Who's there? Who's there? What's going on? So? I was
getting to play by play this entire time, and I
knew immediately, okay, what can I do? You know? I'm

(19:07):
you know, how many thousands of miles away, But I
will give credit to my community, the heightst movement, the
churches that folks who don't even live in Lincoln Heights
who may not have come from Lincoln Heights showed up
and the basis was not here, not today, not ever.

Speaker 1 (19:29):
Now I want to say this. I know that this
is a direct response to the election of Donald Trump.
I know it's a direct response to Elon Musk. You know,
Elon Musk's twitter feed historically speaking, has looked exactly like
a neo Nazi's Twitter feed.

Speaker 2 (19:46):
It does.

Speaker 1 (19:47):
And then he got on stage and did a Hitler
salute twice in front of everybody's face. And somehow people
are just people on that side are surprisingly cool with it.
Goes to show you exactly what they stand for. But
there's a question I have for you. If hate groups
were to target a community, whether through intimidation, recruitment, or misinformation,

(20:09):
what protective steps should residents take to protect themselves or
push back against extremism and strengthen their communities' resilience. And
this we want to teach lessons that can be replicated
as the vulnerable communities around the country.

Speaker 2 (20:23):
So your thoughts, well, from the beginning my life was
about being prepared. I need us to teach each other.
This can happen in any dainty moment to any of
our communities. That's the first thing. Teach one, teach many,
and work on preparation. You need to build collaborative partners

(20:45):
folks who are going the same direction with the same
things issue. They may not look like you all the time.
They may be brown, tan, indigenous, but if you're living
in the same community, then it's going to affect you
to so. And if you don't want to be a
part of the solution, than you are the problem and
you were just left out. We need We had a

(21:05):
phone bank because we didn't have you know, mobile, I
grew up with a phone because something was happening. We
had it within our church and it's just like enslave times,
whether it was a song or signals. We need to
develop a way to communicate with each other in a
quick fashion like social media. Yeah, like social media, and

(21:26):
that's exactly what happened. But we also need to make
sure our seniors are protected because I actually do a
lot of work with our seniors to make sure that
they are knowing what's going on. We need to make
sure that we're inclusive to our seniors. We need to
make sure that everything that we do is intentional, So
it starts there.

Speaker 1 (21:46):
Okay, Well, I know that there are communities around the
country that where things like this happen.

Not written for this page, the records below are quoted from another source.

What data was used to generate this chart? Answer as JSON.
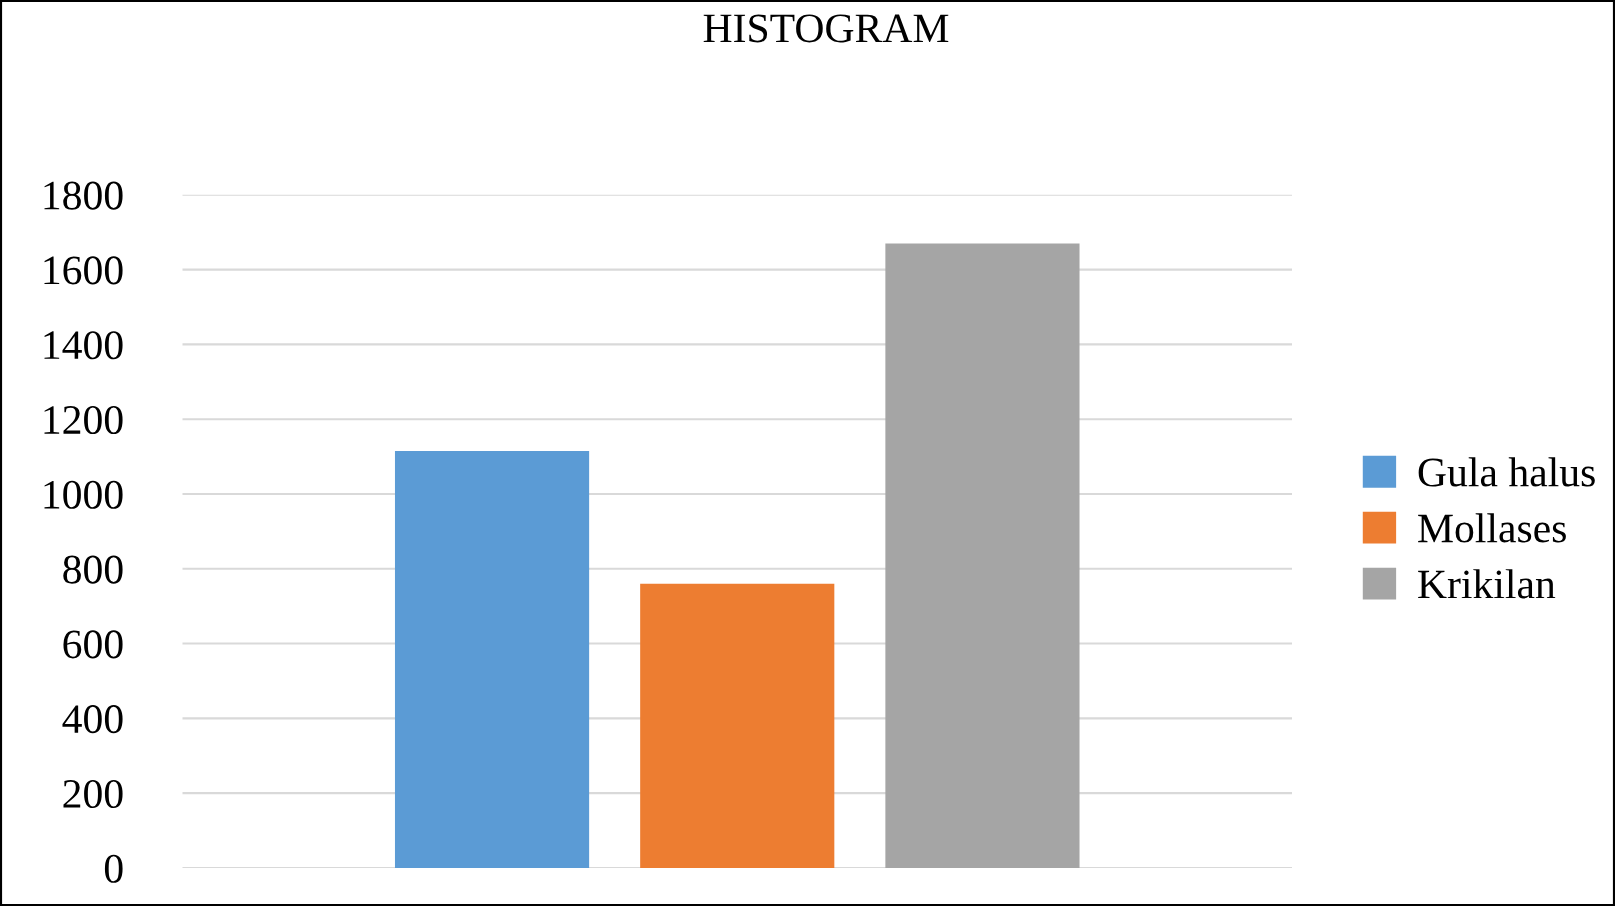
{
  "chart_data": {
    "type": "bar",
    "title": "HISTOGRAM",
    "categories": [
      null
    ],
    "series": [
      {
        "name": "Gula halus",
        "color": "#5b9bd5",
        "values": [
          1115
        ]
      },
      {
        "name": "Mollases",
        "color": "#ed7d31",
        "values": [
          760
        ]
      },
      {
        "name": "Krikilan",
        "color": "#a5a5a5",
        "values": [
          1670
        ]
      }
    ],
    "ylim": [
      0,
      1800
    ],
    "yticks": [
      0,
      200,
      400,
      600,
      800,
      1000,
      1200,
      1400,
      1600,
      1800
    ],
    "grid": "y",
    "legend": "right",
    "tick_labels": "y"
  }
}
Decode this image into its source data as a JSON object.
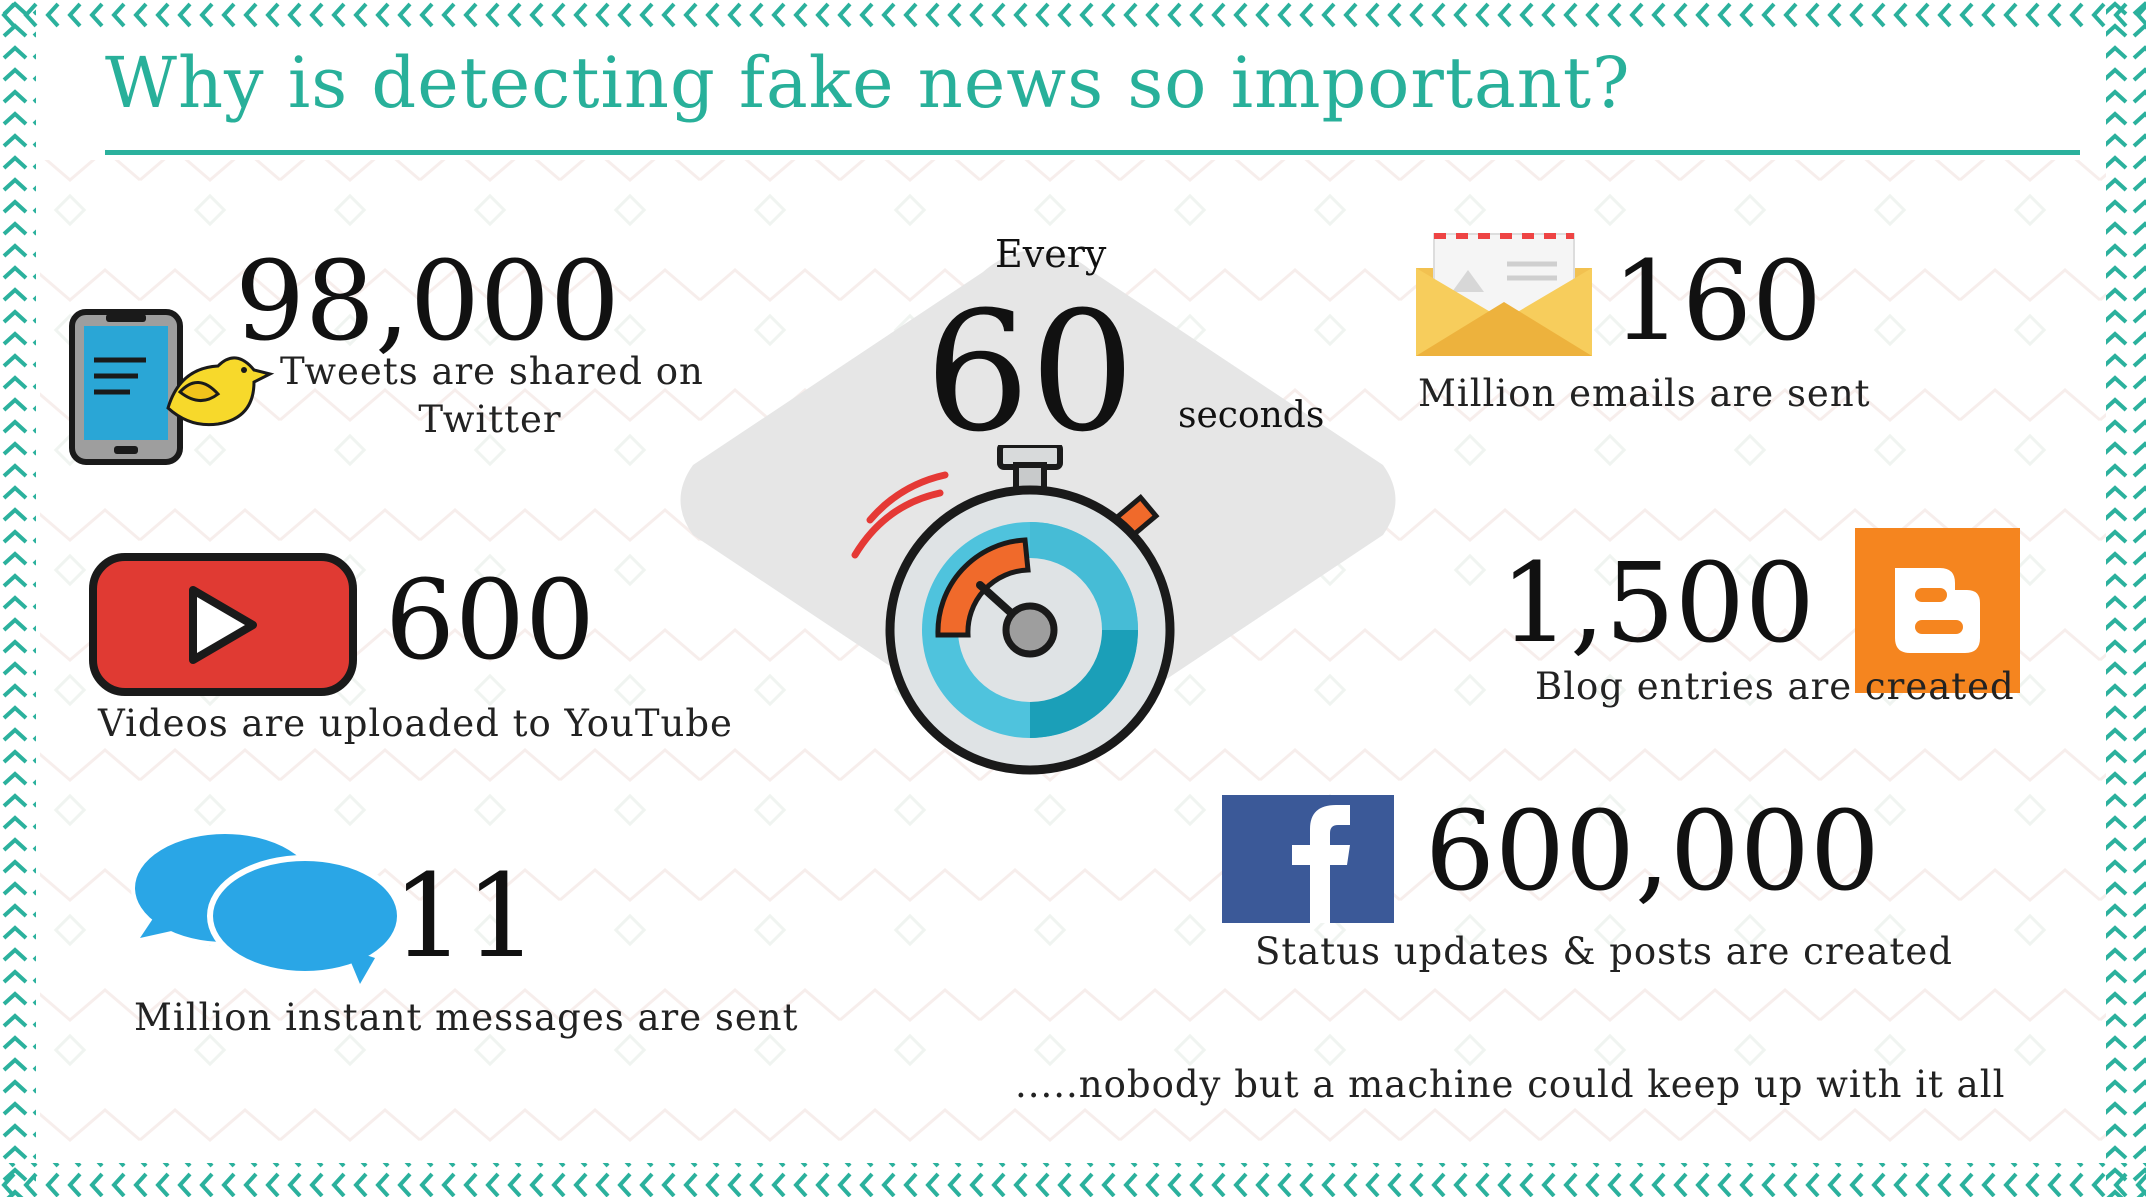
{
  "title": "Why is detecting fake news so important?",
  "center": {
    "every": "Every",
    "number": "60",
    "unit": "seconds"
  },
  "stats": {
    "twitter": {
      "value": "98,000",
      "line1": "Tweets are shared on",
      "line2": "Twitter"
    },
    "email": {
      "value": "160",
      "label": "Million emails are sent"
    },
    "youtube": {
      "value": "600",
      "label": "Videos are uploaded to YouTube"
    },
    "blog": {
      "value": "1,500",
      "label": "Blog entries are created"
    },
    "messages": {
      "value": "11",
      "label": "Million instant messages are sent"
    },
    "facebook": {
      "value": "600,000",
      "label": "Status updates & posts are created"
    }
  },
  "footer": ".....nobody but a machine could keep up with it all",
  "colors": {
    "accent": "#2bb19d",
    "youtube_red": "#e03a33",
    "blogger_orange": "#f5851f",
    "facebook_blue": "#3b5998",
    "chat_blue": "#2aa6e6",
    "bird_yellow": "#f7d92b"
  },
  "icons": [
    "phone-bird-icon",
    "envelope-icon",
    "youtube-icon",
    "blogger-icon",
    "chat-bubbles-icon",
    "facebook-icon",
    "stopwatch-icon"
  ]
}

And because we
get the stories here on the show, and we obviously
can't cover them. We have an hour show one day
a week and we get ten stories.

Speaker 2 (22:04):
A day, So.

Speaker 1 (22:07):
Excuse me. It's good to have just kind of some
general advice for folks that are, you know, up against
these sort of problems. But one of the things that historically,
I think to your point, historically has really served the
interests of black communities in particular, but marginalized communities is

(22:28):
places of worship. You know, those can be great cultural
watering holes, places where information can get out, places where strategies,
strategy meetings can take place, and just really a show
of force. I think that's really what we saw in
full display and Lincoln. It's a show of force. Everybody
coming out and saying no, in a full out, loud

(22:50):
rebuke of that type of display by a community in
mass I think that is just the most decisive type
of maneuver possible.

Speaker 2 (23:00):
And I thank you for making note of that, because
it takes and even though Lincoln Heights is in a village,
it does take a village, and some people think that
might sound right. We cannot do this alone.